Exactly *once* In 39 years of contesting I have deliberately sat on a
smaller station to take his frequency. I was the 40 meter SSB op at KC1XX
one night when I ran across KQ2M CQ'ing split. I thought it would be
entertaining to see how Bob would handle a frequency fight with split
receive frequencies. Bob is well known as a premier frequency fighter who
subscribes to the "scorched earth" policy, meaning "if I can't have it, I'll
burn it to the ground."
The answer was immediate and obvious. He dropped down into the European
phone band and screamed at me on my receive frequency for 20 minutes until I
went away.
Bob, I apologize, it was a bad experiment gone wrong.

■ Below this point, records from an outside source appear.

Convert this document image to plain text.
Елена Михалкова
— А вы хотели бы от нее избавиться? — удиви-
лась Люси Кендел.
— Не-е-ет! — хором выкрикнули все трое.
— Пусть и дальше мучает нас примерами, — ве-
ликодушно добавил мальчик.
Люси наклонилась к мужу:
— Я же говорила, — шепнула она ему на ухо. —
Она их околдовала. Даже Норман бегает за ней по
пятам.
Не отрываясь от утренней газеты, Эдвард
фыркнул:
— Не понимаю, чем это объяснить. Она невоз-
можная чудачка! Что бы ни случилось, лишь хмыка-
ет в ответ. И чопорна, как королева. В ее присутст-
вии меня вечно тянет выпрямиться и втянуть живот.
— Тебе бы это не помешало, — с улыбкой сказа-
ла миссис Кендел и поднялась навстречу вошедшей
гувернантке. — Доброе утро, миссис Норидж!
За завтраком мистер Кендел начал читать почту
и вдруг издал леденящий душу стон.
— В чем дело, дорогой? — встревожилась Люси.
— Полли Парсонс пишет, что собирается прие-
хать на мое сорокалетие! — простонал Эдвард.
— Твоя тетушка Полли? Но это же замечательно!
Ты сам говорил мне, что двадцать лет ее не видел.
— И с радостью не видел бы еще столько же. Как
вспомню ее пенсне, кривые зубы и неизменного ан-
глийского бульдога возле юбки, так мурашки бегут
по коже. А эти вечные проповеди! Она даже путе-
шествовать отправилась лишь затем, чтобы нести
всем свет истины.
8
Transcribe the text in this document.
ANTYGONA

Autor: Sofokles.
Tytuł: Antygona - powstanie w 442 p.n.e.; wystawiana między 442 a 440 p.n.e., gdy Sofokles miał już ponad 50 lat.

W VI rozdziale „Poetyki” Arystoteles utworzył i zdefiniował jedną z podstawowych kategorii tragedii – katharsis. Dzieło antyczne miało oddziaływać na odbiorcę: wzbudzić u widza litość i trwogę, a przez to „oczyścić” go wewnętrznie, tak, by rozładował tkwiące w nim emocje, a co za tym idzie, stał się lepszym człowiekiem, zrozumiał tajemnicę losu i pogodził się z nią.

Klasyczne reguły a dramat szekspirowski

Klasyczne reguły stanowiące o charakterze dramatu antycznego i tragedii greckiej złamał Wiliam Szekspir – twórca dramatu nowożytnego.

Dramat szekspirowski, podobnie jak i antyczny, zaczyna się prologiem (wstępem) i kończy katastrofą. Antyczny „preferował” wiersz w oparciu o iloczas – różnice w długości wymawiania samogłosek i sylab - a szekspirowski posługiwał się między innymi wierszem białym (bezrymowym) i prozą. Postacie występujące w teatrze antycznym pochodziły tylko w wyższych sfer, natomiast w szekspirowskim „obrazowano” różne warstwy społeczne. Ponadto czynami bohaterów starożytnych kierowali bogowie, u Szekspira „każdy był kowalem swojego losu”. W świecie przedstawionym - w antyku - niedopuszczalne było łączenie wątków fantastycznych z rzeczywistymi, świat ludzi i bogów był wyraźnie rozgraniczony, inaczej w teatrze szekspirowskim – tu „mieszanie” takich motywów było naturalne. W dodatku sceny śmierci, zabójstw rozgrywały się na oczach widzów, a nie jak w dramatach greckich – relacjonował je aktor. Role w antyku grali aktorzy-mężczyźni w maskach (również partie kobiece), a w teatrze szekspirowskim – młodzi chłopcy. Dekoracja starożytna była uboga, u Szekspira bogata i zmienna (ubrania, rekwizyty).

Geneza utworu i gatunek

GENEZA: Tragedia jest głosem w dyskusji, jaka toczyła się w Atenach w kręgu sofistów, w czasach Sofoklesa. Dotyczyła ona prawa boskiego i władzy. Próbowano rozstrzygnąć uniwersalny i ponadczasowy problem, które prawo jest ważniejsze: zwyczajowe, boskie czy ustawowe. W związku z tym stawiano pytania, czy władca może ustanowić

So, how does one find a frequency on a crowded band? Most of us squeeze
between two hard-to-hear W's. If you are loud, you get answers and their
rate drops. Pretty soon you have a double wide channel! So, if you are "in
between," it's fair, if you are "on top of," it's not. Beats me.
How about tuning across your old friend Bill on 15 and offering to trade for
the band edge you are holding on 20? You didn't steal anything, but the
single op police will probably pop a vessel.
Maybe two or three hundred YCCCers could "happen" to line up every 2.0 kHz
on twenty, fifteen and ten, and "happen" to swap frequencies every hour. Now
*that* would make CQ-Contest hum for years!
Fortunately, this is all academic for me. I don't know the phone, and on CW
the problem is minor at worst.
Remember, it's only a hobby.
K1 Easy Able
-----Original Message-----
From: owner-cq-contest@contesting.com
[mailto:owner-cq-contest@contesting.com] On Behalf Of Kurszewski Chad-WCK005
Sent: Tuesday, March 06, 2001 1:27 PM
To: cq-contest@contesting.com
Subject: RE: [CQ-Contest] Reply to SO2R comments...
> There are not enough channels and there are no "frequency rights." There
is
> almost always someone on every frequency, whether you can hear them of
not.
> Pick a frequency for best rate. If K3LR or K1AR is also on that channel
(or
> just shows up), your rate may not be optimized. The good op knows when to
> fight and when to fold, it's part of the game.
>
Well, being from the Midwest, one can rarely compete into
Europe with the W1 big guns if they wish to ensue a
frequency battle.
Now that I fly out to the East Coast to contest from a
large station (albeit not W1), I see I need to learn this
East Coast tactic. Pick any frequency that I believe I can
run off some other smaller station. Because, as part of the
contest 'battle', if I believe I can achieve optimum rate by
doing so, it makes it okay.
It will take me a while to get used to that one.